According to the Wall Street Journal, over the past three months, global exchange traded fund (ETF) assets under management shrank by a substantial amount. At the end of July, they had fallen to $786 billion from $805 billion in April, down 2.4%.
The economic troubles that weighed down exchange traded funds started in the United States before spreading to Europe. Now, after a strong run, Eastern Europe could be next to experience a slowdown.
Eastern Europe has been experiencing a bubble all its own, with new private businesses popping up everywhere, and economic and political stability. But the party cannot last forever, wage costs are creeping up, and labor shortages are hurting. The Economist reported that “out-of-date infrastructure, such as Poland’s notorious roads, is actually clogging trade”.
Growth has still managed to stay steady in this region, however, as domestic demand has been up, and [trade within Eastern Europe] has made up for fewer exports to the West. Latvia and Estonia, in particular, experienced breakneck growth in recent years, but the bubbles have popped. Retail sales and industrial production in Latvia are down (8.3% and 6.4%—Editor), while construction has imploded. Inflation is perched at a whopping 17%. At least the gloomier predictions have so far proved to be unfounded.
Latvia hasn’t been forced to devalue its currency. In Poland, things are starting to recover, as many Poles are returning from Britain, where they had retreated to find work. Growth was up 6.1% for the first quarter and unemployment has all but disappeared after hitting 20% in 2003. The biggest threat is rising interest rates, currently at 6%, which would cause more of an economic slowdown than the previous rate of 4%.

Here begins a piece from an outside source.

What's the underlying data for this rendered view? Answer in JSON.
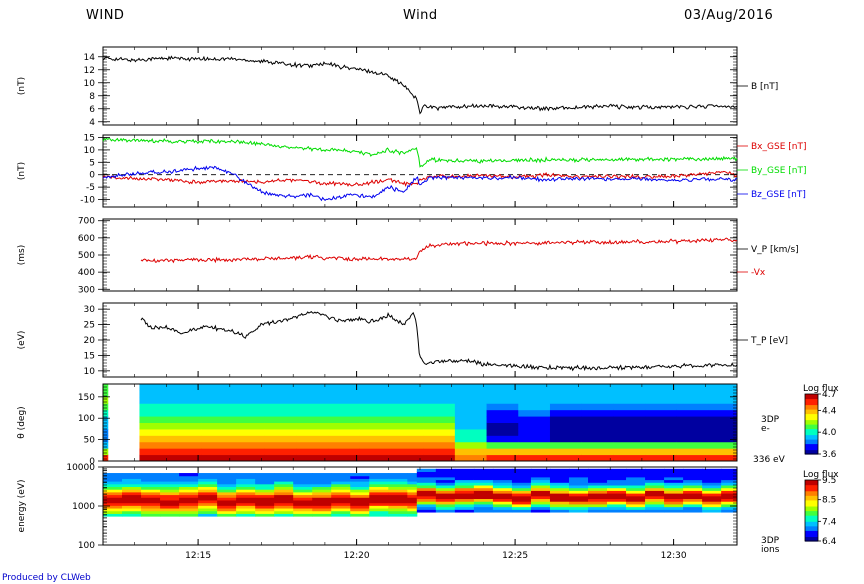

There is no Slovakia exchange traded fund, but access to this region can be had through the Austria ETF. Exchange traded funds covering these regions are:
iShares MSCI Austria (NYSEArca: EWO), down 19.8% so far this year;
SPDR Emerging Europe Fund (AMEX: GUR), down 25.5% in 2008;
Claymore/BNY Mellon Frontier Markets (NYSEArca: FRN), down 12.5% since its June 13th launch, and WisdomTree Emerging Markets High-Yielding Fund (NYSEArca: DEM), down 5.6%.